9:40 AM First nausea wave hit me pretty hard.
9:50 AM Vomited 2 times the water that I drank after eating the seeds.
10:00 AM Went to bed,fell asleep and had the most vivid lucid dreams that I have experienced in my entire life.
13:00 PM Woke up,realized that I can't move,freaked out,didn't knew what was happening.
13:20 PM Paranoia hit me,started shaking and breathing very fast while experiencing mild hallucinations and extreme nausea.
13:30 PM Fell asleep again.
14:30 PM Woke up,still shaking,still paranoic,decided to go for a walk in the house,felt very dizzy and nauseous,tried to vomit but failed and started to visualize 3D patterns with my eyes closed.
15:00 PM Panic is consuming me,the trip is becoming too intense,suicidal thoughts arise,shakiness and extreme fear make me collapse.
15:10 PM Passed out due to intense stress,fear,paranoia.Had a lucid dream followed by an OBE.
16:00 PM Woke up,the panic is slowly fading away,nausea is less intense,still shaking a bit.Started watching TV,started relaxing.
18:00 PM No more panic,no more paranoia,no more stress,no more patterns.Inspirational thoughts,ideas start coming into my mind.I'm attempting to learn something from the experience.
20:00 PM Ate something,went web surfing,still feeling dizzy and feeling positively touched by the whole experience.
21:00 PM Writing this report,dizziness is not yet gone.I realize that this experience helped me discover my hidden desires.I finally understand that running from real life problems is not a solution.Drugs are not a solution.
Drugs just remind ourselves that we must face reality and not hide or run away from it's problems.
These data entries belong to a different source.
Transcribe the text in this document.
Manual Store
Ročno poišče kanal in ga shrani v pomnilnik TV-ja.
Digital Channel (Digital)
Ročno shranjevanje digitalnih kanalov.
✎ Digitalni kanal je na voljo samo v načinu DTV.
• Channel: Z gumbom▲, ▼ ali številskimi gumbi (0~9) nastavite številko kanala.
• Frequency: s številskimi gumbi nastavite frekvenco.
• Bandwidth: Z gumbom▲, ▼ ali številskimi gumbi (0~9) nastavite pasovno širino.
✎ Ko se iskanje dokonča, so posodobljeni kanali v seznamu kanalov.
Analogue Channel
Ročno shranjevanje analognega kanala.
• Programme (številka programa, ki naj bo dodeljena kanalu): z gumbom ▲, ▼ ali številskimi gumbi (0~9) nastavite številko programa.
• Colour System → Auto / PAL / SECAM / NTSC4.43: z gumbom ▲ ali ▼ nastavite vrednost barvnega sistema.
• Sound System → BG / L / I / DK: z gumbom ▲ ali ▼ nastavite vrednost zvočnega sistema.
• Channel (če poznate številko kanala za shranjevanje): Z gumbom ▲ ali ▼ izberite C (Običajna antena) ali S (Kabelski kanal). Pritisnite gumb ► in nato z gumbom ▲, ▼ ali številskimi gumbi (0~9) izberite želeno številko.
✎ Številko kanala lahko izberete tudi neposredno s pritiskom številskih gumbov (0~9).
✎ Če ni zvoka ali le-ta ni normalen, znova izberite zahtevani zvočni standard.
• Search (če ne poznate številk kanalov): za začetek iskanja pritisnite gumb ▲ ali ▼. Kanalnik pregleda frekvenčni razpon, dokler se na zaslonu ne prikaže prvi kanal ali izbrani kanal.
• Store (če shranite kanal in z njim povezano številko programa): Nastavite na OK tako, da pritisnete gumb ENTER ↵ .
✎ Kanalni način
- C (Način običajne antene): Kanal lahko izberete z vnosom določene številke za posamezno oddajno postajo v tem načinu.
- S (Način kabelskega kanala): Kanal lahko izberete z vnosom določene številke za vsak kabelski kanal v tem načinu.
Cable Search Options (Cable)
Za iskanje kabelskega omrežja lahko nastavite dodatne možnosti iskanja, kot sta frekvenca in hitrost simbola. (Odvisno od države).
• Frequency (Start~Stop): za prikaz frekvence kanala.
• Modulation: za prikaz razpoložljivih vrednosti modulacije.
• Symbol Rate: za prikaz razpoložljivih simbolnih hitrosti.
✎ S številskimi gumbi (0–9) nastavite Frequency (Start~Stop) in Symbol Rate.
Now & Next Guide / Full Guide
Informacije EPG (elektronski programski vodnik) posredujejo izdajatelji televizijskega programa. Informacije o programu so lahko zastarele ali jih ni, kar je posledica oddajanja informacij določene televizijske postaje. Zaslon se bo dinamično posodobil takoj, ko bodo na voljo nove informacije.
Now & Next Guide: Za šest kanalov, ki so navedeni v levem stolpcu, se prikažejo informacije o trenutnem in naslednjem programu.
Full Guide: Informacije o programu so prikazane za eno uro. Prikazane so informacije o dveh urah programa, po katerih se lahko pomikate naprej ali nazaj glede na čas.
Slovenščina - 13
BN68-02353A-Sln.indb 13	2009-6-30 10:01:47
Even if I feel enlightened by the experience,even if,right now,I think that I should never try this again,in the close future I will yet again forget what I learned from this and try it again.
Extra:I believe that the whole experience lasted longer than it should and the effects were more intense because,in the previous day,I drank a bottle of wine and I was on the hangover when I took the seeds.
Conclusion:Don't try drugs if you aren't prepared for them,I learned it in the hard way.Death is the single ''true'' escape from reality.